Since the majority here erroneously concluded that Christensen failed to present evidence indicating a statutory violation, it does not address the issue of whether I.C. § 49-2414(7)(f) confers a cause of action upon a dealer for damages incurred upon the wrongful termination of a franchise. I think it clear that where, as here, the violation of a statute permits the state to seek penal sanctions, a private individual or entity harmed by the alleged violation should not be precluded from seeking judicial redress of his or her injuries simply because the statute does not specifically provide for a civil cause of action.

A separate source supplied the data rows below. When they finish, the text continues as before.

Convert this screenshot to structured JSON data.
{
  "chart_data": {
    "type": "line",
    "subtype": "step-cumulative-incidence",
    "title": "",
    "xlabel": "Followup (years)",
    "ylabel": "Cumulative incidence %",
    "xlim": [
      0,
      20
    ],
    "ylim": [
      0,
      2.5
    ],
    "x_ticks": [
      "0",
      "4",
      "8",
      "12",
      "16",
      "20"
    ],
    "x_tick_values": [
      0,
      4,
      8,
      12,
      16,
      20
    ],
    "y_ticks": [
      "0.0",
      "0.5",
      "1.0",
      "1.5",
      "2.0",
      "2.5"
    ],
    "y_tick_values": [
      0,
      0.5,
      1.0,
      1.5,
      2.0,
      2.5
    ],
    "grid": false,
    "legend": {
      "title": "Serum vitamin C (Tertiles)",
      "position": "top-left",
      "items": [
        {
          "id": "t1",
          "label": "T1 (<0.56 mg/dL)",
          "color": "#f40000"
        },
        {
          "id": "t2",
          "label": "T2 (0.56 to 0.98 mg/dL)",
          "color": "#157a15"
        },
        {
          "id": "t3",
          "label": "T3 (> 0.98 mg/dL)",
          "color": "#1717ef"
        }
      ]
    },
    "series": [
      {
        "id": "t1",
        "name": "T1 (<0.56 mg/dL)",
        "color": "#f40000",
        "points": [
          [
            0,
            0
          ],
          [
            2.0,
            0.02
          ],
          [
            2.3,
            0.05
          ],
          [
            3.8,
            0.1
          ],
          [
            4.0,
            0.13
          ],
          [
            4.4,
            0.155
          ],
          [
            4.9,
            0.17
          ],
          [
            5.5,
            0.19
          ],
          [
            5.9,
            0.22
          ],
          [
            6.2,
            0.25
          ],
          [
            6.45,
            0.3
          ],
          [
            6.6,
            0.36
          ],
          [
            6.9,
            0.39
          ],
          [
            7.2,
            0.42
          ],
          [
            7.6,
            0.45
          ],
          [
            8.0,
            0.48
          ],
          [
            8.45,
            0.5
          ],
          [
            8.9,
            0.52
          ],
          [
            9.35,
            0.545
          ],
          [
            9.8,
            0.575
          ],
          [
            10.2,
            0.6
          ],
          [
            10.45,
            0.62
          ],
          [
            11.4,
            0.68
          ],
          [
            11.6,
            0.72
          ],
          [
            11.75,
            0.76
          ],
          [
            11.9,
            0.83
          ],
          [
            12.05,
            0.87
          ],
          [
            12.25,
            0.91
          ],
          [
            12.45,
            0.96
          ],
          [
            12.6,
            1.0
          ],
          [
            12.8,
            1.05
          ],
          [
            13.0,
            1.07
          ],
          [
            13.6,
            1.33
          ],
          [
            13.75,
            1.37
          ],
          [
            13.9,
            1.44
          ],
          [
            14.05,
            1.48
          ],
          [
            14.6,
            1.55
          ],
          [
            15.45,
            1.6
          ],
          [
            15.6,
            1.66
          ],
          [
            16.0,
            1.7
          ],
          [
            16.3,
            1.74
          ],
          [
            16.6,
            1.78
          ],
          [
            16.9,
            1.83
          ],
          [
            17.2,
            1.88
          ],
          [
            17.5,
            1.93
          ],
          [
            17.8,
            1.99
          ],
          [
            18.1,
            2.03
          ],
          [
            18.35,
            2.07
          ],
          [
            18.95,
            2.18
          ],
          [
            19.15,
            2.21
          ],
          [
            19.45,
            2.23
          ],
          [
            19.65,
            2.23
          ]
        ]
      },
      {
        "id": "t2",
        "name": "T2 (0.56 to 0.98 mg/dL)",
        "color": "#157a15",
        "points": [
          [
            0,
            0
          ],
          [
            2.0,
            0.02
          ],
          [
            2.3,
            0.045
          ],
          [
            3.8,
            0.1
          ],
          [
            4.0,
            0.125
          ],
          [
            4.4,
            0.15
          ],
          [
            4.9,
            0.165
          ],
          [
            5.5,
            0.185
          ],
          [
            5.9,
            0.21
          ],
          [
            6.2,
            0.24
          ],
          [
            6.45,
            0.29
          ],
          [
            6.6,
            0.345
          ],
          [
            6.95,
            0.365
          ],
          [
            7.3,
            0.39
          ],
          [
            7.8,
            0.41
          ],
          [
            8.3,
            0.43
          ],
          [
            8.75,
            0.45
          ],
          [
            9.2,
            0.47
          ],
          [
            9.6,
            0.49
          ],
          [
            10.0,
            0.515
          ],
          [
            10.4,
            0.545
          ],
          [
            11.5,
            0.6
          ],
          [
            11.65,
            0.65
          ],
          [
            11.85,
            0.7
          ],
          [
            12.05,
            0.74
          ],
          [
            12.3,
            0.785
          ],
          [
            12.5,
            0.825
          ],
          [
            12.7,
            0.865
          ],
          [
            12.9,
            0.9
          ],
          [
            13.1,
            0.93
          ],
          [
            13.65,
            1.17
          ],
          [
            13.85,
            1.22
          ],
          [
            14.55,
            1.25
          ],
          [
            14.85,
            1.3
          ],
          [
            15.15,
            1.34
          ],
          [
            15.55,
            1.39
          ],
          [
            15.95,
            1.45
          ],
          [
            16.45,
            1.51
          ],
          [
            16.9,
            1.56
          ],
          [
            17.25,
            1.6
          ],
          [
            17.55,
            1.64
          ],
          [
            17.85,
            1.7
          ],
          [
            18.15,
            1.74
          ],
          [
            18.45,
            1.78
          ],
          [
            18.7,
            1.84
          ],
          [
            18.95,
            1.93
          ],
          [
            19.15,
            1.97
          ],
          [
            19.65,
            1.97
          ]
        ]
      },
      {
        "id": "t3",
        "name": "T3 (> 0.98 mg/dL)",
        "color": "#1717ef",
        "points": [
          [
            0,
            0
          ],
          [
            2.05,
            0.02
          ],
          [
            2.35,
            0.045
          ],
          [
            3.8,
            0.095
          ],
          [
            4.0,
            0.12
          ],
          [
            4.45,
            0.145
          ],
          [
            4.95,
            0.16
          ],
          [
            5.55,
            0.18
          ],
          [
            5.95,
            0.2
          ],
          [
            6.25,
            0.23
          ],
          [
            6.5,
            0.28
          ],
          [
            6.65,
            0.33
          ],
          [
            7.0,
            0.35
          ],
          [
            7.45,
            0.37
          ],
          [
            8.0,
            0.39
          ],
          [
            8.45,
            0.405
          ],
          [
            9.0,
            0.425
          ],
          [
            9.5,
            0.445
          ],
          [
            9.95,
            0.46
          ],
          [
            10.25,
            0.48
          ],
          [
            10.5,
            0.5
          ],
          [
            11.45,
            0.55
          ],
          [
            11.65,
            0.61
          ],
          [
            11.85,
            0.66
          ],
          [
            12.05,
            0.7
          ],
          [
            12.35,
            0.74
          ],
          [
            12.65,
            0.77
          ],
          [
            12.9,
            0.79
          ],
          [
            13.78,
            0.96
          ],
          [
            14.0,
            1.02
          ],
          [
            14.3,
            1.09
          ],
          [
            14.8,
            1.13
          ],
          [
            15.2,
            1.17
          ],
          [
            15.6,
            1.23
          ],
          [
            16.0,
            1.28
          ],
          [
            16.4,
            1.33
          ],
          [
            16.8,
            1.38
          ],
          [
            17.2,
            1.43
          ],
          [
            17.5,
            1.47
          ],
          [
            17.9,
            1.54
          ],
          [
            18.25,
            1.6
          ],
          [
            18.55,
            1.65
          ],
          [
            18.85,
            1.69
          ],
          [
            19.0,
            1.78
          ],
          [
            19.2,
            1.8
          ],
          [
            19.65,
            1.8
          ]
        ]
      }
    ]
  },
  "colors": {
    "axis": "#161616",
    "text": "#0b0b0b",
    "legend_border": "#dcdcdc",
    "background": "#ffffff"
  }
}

Diehl and Sons, Inc., v. International Harvester Co., 445 F.Supp. 282 (1978) and Willys Motors, Inc., v. Northwest Kaiser-Willys, Inc., 142 F.Supp. 469 (1956). For years this jurisdiction has never questioned the general rule that violation of a motor vehicle code provision not only was an actionable criminal offense, but also amounted to prima facie negligence in a civil action.
In the instant ease, Christensen Motor Sales, Inc., was a franchisee and clearly an entity for whose protection I.C. § 49-2414(7)(f) was enacted. It defies reason to conclude that one who violates such a statute cannot be required to answer at law to the party harmed by the violator’s wrongful conduct. For the above stated reasons I dissent from the majority opinion, and would reverse and remand for trial.
BISTLINE, J., concurs, adding that the majority decision in this case provides additional fuel for the fire that eventually will require the repeal of the Court’s rules which seem to encourage the many, many summary judgments which are a major stream of appeals from the district courts.